"I want him dead. I want his family dead. I want his house burnt to the ground." Robert DeNiro as Al Capone in the movie "The Untouchables" spoke these words in formulating a strategy to resolve a particular dispute. In my meetings with clients to discuss litigation strategy, some have echoed similar approaches.
While adhering to Capone’s strategy has a certain allure all its own, there are those pesky criminal impediments to consider. A rapidly growing alternative to the "beat your opponent into submission" approach is mediation. Mediation has generally been described as a "facilitated negotiation". The setting is defined by the use of a neutral third person called a mediator – often a retired judge – whose job it is to assist parties in facilitating a settlement of their dispute. Two critical components of mediation are that it is non-binding and the mediator is not a decision-maker. This results in the parties maintaining responsibility for their own decisions and if they are unable to settle their conflict, they are not prejudiced by an adverse judicial ruling.
Mediation is not for everyone or for every dispute. I recently engaged in a pre-trial with a judge to consider settlement. The other side made such outrageous demands that the judge responded, "I think they need to feel more pain before we discuss settlement". Make no mistake about it, litigation is painful. It is expensive, time-consuming and draining of both emotions and personnel. Since statistics show that more than 90% of all civil litigation will settle prior to trial, many clients and attorneys are asking themselves if the Nike slogan of "No pain, no gain" should be reserved for exercise. Mediation offers a quicker, informal and cheaper alternative to litigation. It usually only takes hours or days, discovery is either non-existent or limited and it often takes place either prior to litigation or in its early stages.
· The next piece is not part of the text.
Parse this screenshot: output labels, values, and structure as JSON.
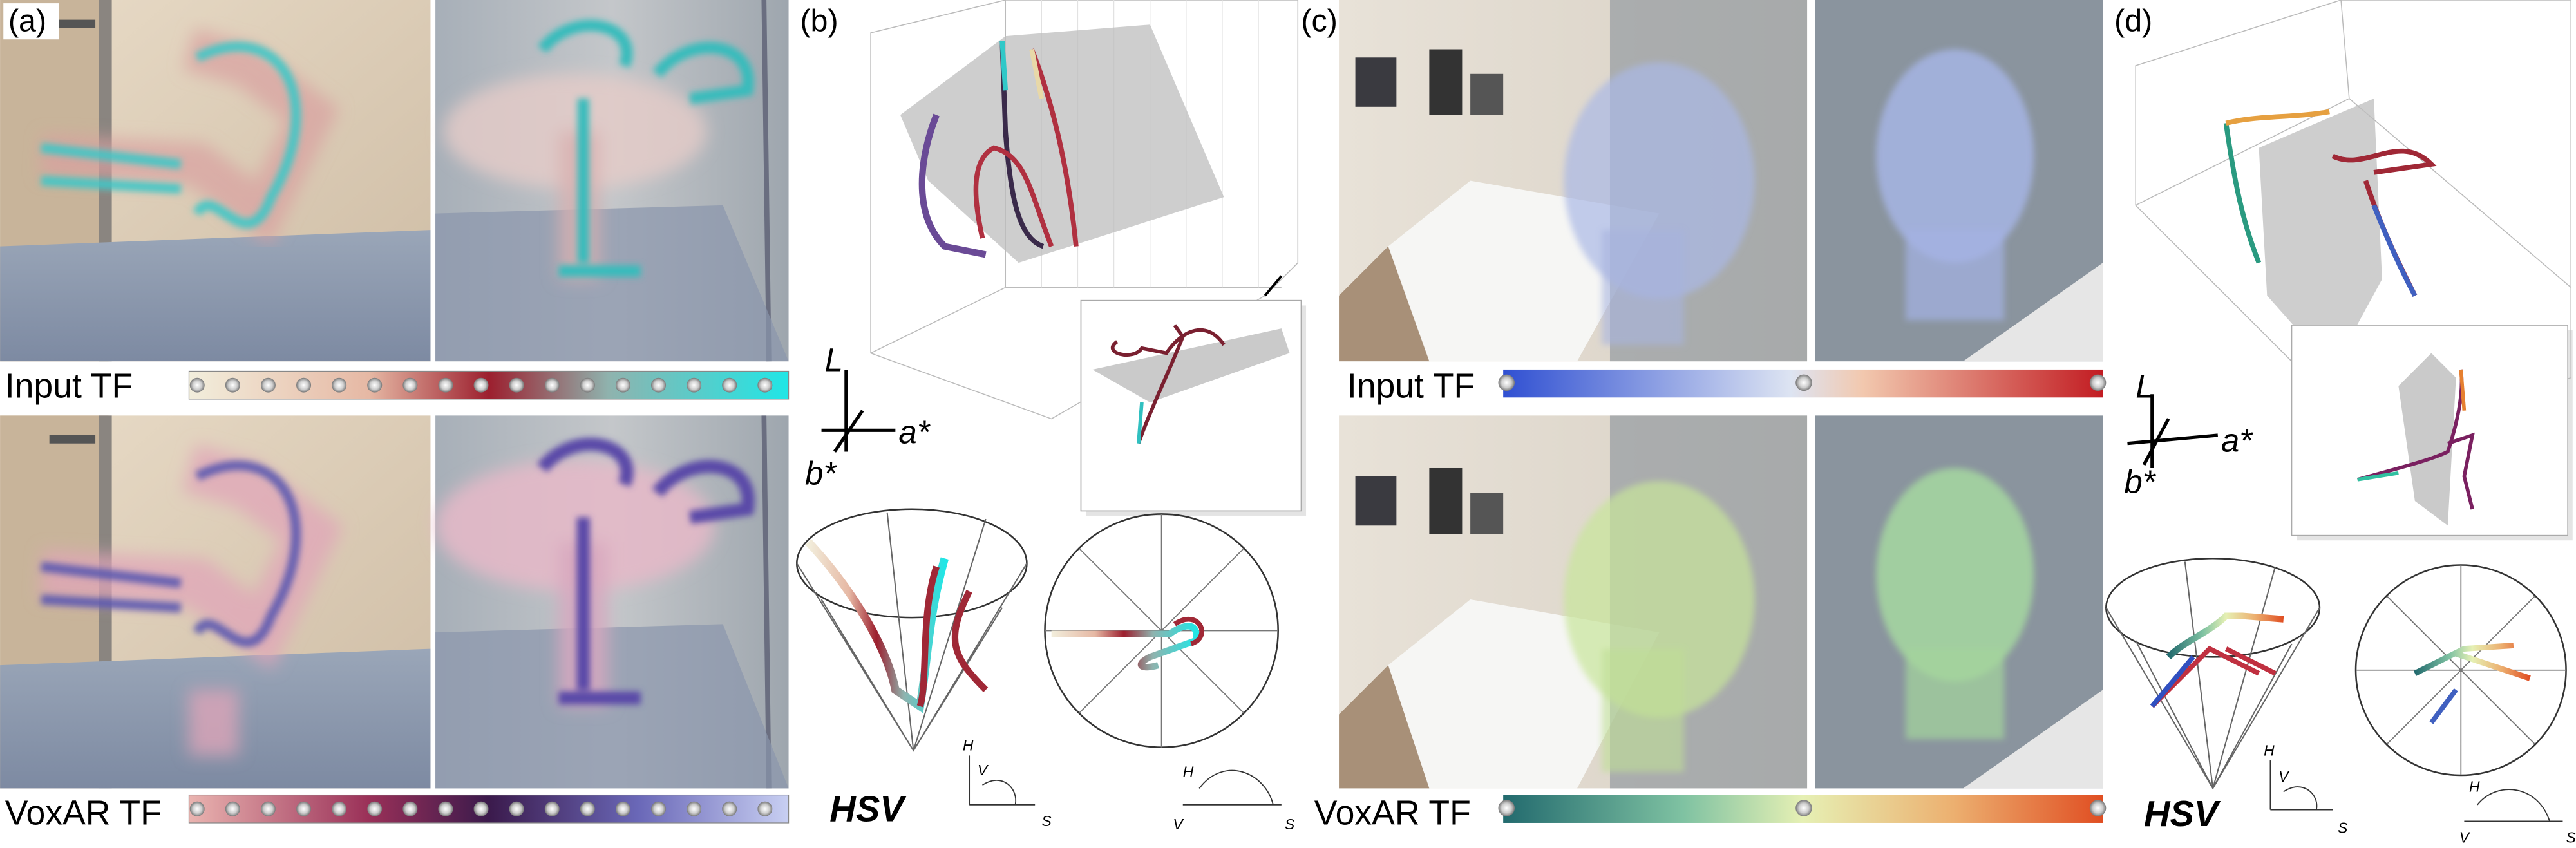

Even if a mediation does not result in a settlement, it is still often successful. Since the parties present their positions at the mediation proceeding, each party has an opportunity to explore the theories of its opponent and determine the strengths and weaknesses of its own case by requesting feedback from the mediator.
In responding to Capone’s "dispute resolution strategy", Sean Connery, in "The Untouchables", stated that the best available remedy was to handle it "The Chicago Way". "He pulls a knife, you pull a gun, he sends one of yours to the hospital, you send one of his to the morgue". Since neither strategy proved all that effective for Capone or Connery, perhaps it is time to consider a different approach. Mediation – "The New Chicago Way"?